The Progressives

From Gentle Giant Home Page
Jump to navigation Jump to search
Progressives.jpg
Album Information:
Title: The Progressives
Artist: various artists
Year: 1973
Type: official release
sampler album

About The Album

- Notes by Jason M. Rubin

Editor's Note: Apparently there are two releases of this album with different tracks. The one described by Jason below contains Gentle Giant's "Knots." The other, released in Europe on CBS, contains the song "Minipax I" by Hugh Hopper instead of "Knots." Thanks to Sven Eriksen for this tip. Does anybody know which release is the "real" original album?

The Progressives is a two-album compilation of pieces from a wide range of artists, all of whom can be considered "progressive" in their approaches to music-making. It was released in 1973 on Columbia Records. Gleaned, of course, from the Columbia catalog, the 14 tracks are from acoustic jazz artists Bill Evans, Charles Mingus, Ornette Coleman, and Keith Jarrett; electric jazz fusion masters Mahavishnu Orchestra and Weather Report; progressive rock groups Gentle Giant, Soft Machine, and Marching Mole (the latter produced by King Crimson's Robert Fripp); synthesizer maven Walter (pre-Wendy) Carlos; and the harder-to-categorize Don Ellis, Paul Winter Consort, Paul Horn, and Compost.

While it is a given that no band sounds like Gentle Giant, our heroes, who are represented on the set by "Knots," clearly stand out in terms of style (I won't raise the issue of quality because Knots is an unusual track and amongst the work of true geniuses like Mingus, Coleman, and Evans it would be impossible to make such comparisons). This is, after all, a very broad use of the term progressive.

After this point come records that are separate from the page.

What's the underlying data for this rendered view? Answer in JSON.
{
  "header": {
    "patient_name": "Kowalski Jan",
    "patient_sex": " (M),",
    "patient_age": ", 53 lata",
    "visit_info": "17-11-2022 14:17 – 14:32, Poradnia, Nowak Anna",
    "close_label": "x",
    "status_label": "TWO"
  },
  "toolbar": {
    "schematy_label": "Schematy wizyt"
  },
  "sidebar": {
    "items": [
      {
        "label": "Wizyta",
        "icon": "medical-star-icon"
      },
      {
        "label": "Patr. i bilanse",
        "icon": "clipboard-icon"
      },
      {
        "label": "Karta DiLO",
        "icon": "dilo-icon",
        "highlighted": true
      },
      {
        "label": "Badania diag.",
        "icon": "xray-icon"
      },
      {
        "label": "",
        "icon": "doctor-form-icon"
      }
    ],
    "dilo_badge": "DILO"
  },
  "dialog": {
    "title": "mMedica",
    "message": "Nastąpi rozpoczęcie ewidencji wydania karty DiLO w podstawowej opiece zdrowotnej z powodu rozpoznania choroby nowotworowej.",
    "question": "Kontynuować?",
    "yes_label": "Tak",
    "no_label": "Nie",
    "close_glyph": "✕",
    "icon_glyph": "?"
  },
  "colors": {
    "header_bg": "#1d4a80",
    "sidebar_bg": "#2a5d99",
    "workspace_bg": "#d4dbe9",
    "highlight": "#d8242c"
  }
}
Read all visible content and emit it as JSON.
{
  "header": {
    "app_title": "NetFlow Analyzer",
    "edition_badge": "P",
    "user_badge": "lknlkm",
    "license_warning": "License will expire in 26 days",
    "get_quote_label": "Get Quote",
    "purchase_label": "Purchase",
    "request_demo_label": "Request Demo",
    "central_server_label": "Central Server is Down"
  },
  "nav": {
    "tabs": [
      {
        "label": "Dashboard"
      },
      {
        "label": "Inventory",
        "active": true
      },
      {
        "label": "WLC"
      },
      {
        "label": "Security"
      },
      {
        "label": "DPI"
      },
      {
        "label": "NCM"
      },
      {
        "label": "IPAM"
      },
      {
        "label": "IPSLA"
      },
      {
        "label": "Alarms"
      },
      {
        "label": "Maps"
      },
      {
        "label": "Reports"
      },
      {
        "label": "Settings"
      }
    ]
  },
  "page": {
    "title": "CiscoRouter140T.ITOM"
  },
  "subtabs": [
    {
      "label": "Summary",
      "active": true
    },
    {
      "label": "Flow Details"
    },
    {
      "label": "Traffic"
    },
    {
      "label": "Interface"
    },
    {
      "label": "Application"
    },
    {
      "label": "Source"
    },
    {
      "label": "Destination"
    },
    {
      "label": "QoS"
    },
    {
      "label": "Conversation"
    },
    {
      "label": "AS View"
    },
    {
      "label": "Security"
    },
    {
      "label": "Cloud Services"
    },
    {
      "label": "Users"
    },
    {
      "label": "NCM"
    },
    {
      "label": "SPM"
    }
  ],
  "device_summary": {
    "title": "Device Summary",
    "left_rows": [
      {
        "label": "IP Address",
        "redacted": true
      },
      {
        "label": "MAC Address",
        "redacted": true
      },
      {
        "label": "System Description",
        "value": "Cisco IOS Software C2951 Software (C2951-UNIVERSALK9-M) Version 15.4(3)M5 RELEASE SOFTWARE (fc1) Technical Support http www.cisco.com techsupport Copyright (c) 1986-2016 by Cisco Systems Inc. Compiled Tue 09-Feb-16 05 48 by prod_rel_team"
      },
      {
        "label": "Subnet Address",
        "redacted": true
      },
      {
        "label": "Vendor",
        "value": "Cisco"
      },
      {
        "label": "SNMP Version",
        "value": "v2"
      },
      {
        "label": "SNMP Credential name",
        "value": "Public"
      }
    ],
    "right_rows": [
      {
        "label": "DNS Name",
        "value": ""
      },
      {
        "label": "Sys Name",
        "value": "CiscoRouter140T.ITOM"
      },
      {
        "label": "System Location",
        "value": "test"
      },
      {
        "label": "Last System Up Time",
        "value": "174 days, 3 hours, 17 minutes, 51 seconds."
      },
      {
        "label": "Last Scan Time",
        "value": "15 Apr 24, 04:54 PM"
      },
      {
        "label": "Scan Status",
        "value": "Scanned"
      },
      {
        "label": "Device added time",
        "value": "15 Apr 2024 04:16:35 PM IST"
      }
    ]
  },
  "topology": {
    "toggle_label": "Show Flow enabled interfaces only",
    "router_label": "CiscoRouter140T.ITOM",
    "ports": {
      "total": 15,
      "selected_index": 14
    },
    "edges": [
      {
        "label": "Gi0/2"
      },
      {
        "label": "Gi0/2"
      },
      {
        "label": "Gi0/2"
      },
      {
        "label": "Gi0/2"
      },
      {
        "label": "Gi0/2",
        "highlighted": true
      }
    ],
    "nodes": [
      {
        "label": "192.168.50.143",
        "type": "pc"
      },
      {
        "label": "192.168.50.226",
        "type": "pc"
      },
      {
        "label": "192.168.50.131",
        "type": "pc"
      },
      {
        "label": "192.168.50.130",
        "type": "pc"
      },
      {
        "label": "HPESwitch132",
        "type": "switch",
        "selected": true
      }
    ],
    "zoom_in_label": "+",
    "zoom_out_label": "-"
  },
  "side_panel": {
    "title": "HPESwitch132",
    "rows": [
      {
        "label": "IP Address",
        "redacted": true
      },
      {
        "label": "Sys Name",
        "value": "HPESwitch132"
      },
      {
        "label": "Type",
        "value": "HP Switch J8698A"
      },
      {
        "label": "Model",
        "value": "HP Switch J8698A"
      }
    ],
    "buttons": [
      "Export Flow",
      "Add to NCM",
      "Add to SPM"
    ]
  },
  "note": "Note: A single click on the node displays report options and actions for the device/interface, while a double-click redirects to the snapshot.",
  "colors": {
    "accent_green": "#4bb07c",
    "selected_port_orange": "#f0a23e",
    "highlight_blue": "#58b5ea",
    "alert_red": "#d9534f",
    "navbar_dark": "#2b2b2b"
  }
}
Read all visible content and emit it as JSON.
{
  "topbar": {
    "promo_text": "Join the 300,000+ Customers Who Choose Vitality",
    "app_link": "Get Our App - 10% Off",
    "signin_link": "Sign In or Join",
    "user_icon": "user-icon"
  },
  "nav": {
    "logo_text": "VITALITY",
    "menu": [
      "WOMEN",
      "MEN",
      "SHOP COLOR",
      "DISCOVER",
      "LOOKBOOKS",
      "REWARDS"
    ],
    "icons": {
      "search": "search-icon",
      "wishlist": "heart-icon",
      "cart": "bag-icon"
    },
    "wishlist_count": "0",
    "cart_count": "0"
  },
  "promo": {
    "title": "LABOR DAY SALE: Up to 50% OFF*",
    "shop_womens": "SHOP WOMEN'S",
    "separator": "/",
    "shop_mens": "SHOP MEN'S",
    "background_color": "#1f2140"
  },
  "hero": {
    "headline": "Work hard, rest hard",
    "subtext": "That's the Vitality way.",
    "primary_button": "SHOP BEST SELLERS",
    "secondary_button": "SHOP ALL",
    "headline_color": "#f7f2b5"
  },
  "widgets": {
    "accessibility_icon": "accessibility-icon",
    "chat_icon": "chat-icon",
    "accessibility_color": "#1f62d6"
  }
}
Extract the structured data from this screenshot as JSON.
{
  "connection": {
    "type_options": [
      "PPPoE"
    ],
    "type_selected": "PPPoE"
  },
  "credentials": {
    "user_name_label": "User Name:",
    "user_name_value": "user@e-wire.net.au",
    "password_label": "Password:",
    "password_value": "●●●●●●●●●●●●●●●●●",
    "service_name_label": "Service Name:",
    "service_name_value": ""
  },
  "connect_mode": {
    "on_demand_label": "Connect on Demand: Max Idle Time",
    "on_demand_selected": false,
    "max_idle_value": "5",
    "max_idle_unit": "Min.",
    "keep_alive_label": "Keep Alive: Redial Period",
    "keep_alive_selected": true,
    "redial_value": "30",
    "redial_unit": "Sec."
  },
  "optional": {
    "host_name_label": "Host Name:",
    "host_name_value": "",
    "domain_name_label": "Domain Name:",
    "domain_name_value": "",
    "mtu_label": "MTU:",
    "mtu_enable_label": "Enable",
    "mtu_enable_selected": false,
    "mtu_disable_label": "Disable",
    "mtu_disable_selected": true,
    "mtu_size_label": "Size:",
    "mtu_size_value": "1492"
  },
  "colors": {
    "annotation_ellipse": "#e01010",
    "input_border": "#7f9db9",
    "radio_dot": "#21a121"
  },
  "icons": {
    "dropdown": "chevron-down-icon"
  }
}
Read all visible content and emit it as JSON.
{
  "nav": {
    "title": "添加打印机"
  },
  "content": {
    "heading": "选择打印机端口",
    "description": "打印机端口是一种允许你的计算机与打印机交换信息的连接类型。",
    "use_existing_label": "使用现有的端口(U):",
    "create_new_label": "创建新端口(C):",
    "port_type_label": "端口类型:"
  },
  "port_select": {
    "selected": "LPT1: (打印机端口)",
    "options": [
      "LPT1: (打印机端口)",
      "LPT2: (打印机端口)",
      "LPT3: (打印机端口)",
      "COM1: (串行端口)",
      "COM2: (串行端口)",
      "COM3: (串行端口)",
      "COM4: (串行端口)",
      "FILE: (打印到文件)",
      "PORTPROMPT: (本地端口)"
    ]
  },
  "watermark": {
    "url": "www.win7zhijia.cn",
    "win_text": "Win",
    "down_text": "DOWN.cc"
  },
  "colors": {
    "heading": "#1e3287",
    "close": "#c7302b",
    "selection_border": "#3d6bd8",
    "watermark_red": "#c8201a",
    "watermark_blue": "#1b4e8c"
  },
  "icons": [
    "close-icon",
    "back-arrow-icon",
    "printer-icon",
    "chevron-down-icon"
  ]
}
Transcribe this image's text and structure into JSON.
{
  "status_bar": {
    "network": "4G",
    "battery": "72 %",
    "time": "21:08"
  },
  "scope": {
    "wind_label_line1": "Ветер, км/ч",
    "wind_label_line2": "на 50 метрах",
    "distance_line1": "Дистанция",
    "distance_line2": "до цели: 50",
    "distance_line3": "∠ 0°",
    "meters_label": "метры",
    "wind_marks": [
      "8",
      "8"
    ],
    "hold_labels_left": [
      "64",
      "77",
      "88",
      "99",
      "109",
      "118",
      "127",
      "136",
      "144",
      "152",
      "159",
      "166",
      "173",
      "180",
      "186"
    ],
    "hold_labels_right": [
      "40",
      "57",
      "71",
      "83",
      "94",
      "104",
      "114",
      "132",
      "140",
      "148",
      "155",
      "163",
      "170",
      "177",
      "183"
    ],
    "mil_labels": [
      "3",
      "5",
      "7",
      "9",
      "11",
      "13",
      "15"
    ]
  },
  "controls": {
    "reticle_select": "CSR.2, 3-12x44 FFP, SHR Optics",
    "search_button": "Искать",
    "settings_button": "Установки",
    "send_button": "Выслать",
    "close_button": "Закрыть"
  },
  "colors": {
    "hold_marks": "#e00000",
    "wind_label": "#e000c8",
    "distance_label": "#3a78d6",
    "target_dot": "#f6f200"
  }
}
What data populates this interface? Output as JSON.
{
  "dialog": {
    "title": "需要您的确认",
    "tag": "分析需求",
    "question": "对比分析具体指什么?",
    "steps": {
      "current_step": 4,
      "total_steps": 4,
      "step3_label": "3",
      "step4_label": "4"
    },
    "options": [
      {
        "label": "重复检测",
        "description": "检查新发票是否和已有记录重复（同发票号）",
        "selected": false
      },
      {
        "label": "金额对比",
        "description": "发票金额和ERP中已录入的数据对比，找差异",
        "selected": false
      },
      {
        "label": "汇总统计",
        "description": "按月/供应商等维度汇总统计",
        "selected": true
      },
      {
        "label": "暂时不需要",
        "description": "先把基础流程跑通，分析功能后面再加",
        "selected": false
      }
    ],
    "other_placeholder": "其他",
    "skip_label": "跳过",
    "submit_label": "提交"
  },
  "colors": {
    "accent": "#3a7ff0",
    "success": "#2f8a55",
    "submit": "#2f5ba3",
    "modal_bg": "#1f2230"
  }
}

Excerpts from the liner notes: "(T)he progressive label is, like all labels, unsatisfactory. Rather than belonging to a category or school, the music on this record is about the obliteration of categories." "If Walter Carlos, Compost, Matching Mole, Gentle Giant, and Soft Machine have anything in common, it is their interest in amplified and processed sound. Gentle Giant and Matching Mole both employ the synthesizer, as does Carlos, but their approaches are quite distinct. Matching Mole's 'Marchides' burrows under the ground with deep, subterranean textures. Gentle Giant's sound is more brittle; it is a tapestry of almost-separate events." (It's worth pointing out that even though Columbia could choose tracks from only two Giant albums, there are certainly other tracks from Three Friends and Octopus that show up the synthesizer better than Knots.)

The lineup follows:

     Side One
     You Know You Know -- Mahavishnu Orchestra
     Country Lane -- Walter Carlos
     Living Time: Event V -- Bill Evans

     Side Two
     Unknown Soldier -- Weather Report
     Pigling Bland -- Soft Machine
     Jump Monk -- Charles Mingus

     Side Three
     Put It Where You Want It -- Don Ellis
     Icarus -- Paul Winter Consort
     Haida -- Paul Horn
     Knots -- Gentle Giant

     Side Four
     The Men Who Live In the White House/Love Life -- Ornette Coleman
     Compost Festival -- Compost
     Sundance -- Keith Jarrett
     Marchides -- Matching Mole

If you can find this album in a used record store (unlikely, I know; I found mine in the mid-80s and have never seen another copy!), check out the Bill Evans track or seek its original source. It's very intense.